Jean Esther Floud ( née McDonald; 3 November 1915 – 28 March 2013) was a prominent educational sociologist and later an academic. She was the Principal of Newnham College, Cambridge, from 1972 to 1983.
She studied sociology at the London School of Economics (LSE) under David Glass, TH Marshall, Morris Ginsberg and Karl Mannheim. She graduated from LSE as a Hobhouse Memorial Prize winner in 1936.
With A. H. Halsey and F. M. Martin, she co-authored Social Class and Educational Opportunity (1956). Her next book was Education, Economy, and Society: A Reader in the Sociology of Education (1961), co-authored with Halsey and .
Social Class and Educational Opportunity gave evidence that the Eleven-plus for grammar school entrance was unfair to working-class children. Floud wrote that "within wide limits, the educability of children is determined by the subtle interaction of the social influences of home and school". Their findings started a long debate on the value and fairness of the 11-plus exam.
Floud was a member of the committee that produced the Franks Report (1957) which proposed reforms to ensure a more efficient administration of Oxford University. Her membership in this led, in 1972, to an invitation to become Principal of Newnham College, Cambridge.

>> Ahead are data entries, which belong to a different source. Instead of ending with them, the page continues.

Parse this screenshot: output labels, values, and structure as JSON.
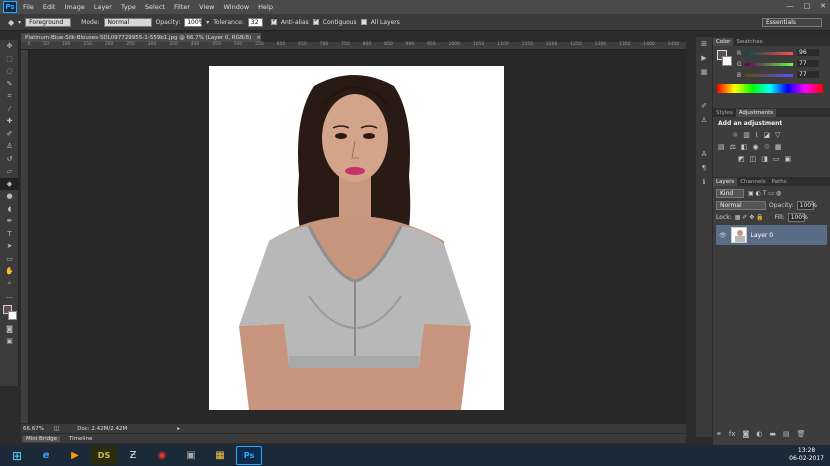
{
  "app": {
    "logo": "Ps",
    "title_menu": [
      "File",
      "Edit",
      "Image",
      "Layer",
      "Type",
      "Select",
      "Filter",
      "View",
      "Window",
      "Help"
    ],
    "window_controls": [
      "—",
      "□",
      "✕"
    ]
  },
  "options": {
    "foreground_label": "Foreground",
    "mode_label": "Mode:",
    "mode_value": "Normal",
    "opacity_label": "Opacity:",
    "opacity_value": "100%",
    "tolerance_label": "Tolerance:",
    "tolerance_value": "32",
    "antialias": "Anti-alias",
    "contiguous": "Contiguous",
    "all_layers": "All Layers",
    "workspace": "Essentials"
  },
  "document": {
    "tab_title": "Platinum-Blue-Silk-Blouses-SDL097729955-1-559b1.jpg @ 66.7% (Layer 0, RGB/8) *",
    "zoom": "66.67%",
    "doc_size": "Doc: 2.42M/2.42M",
    "ruler_ticks": [
      "0",
      "50",
      "100",
      "150",
      "200",
      "250",
      "300",
      "350",
      "400",
      "450",
      "500",
      "550",
      "600",
      "650",
      "700",
      "750",
      "800",
      "850",
      "900",
      "950",
      "1000",
      "1050",
      "1100",
      "1150",
      "1200",
      "1250",
      "1300",
      "1350",
      "1400",
      "1450"
    ]
  },
  "bottom_tabs": [
    "Mini Bridge",
    "Timeline"
  ],
  "color_panel": {
    "tabs": [
      "Color",
      "Swatches"
    ],
    "r_label": "R",
    "g_label": "G",
    "b_label": "B",
    "r": "96",
    "g": "77",
    "b": "77"
  },
  "adjustments_panel": {
    "tabs": [
      "Styles",
      "Adjustments"
    ],
    "heading": "Add an adjustment"
  },
  "layers_panel": {
    "tabs": [
      "Layers",
      "Channels",
      "Paths"
    ],
    "kind": "Kind",
    "blend": "Normal",
    "opacity_label": "Opacity:",
    "opacity_value": "100%",
    "lock_label": "Lock:",
    "fill_label": "Fill:",
    "fill_value": "100%",
    "layers": [
      {
        "name": "Layer 0"
      }
    ]
  },
  "taskbar": {
    "time": "13:28",
    "date": "06-02-2017"
  },
  "colors": {
    "accent": "#31a8ff",
    "selected_layer": "#5a6c86",
    "canvas_bg": "#282828"
  }
}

Following her retirement as Principal of Newnham College in 1983 she was elected into an Honorary Fellowship of the college. She was made an Honorary Fellow of Darwin College, Cambridge in 1986 and also received honorary degrees from the universities of Leeds (1973), City (1978) and London (2003).
While at LSE she met Peter Floud, an Oxford graduate. The couple joined the Communist Party and married in 1938. They had three children: Andrew (1948–1982); Frances (b. 1952); and Esther (b. 1956). Peter died of a brain tumour in 1960; their son Andrew died in a plane crash in 1982.
After Newnham in 1983, Floud retired to Oxford where she died on 28 March 2013. During her retirement, she travelled and continued to serve on university committees. She also spent time with her friends, her books, her music, and with the families of her two surviving children Frances and Esther.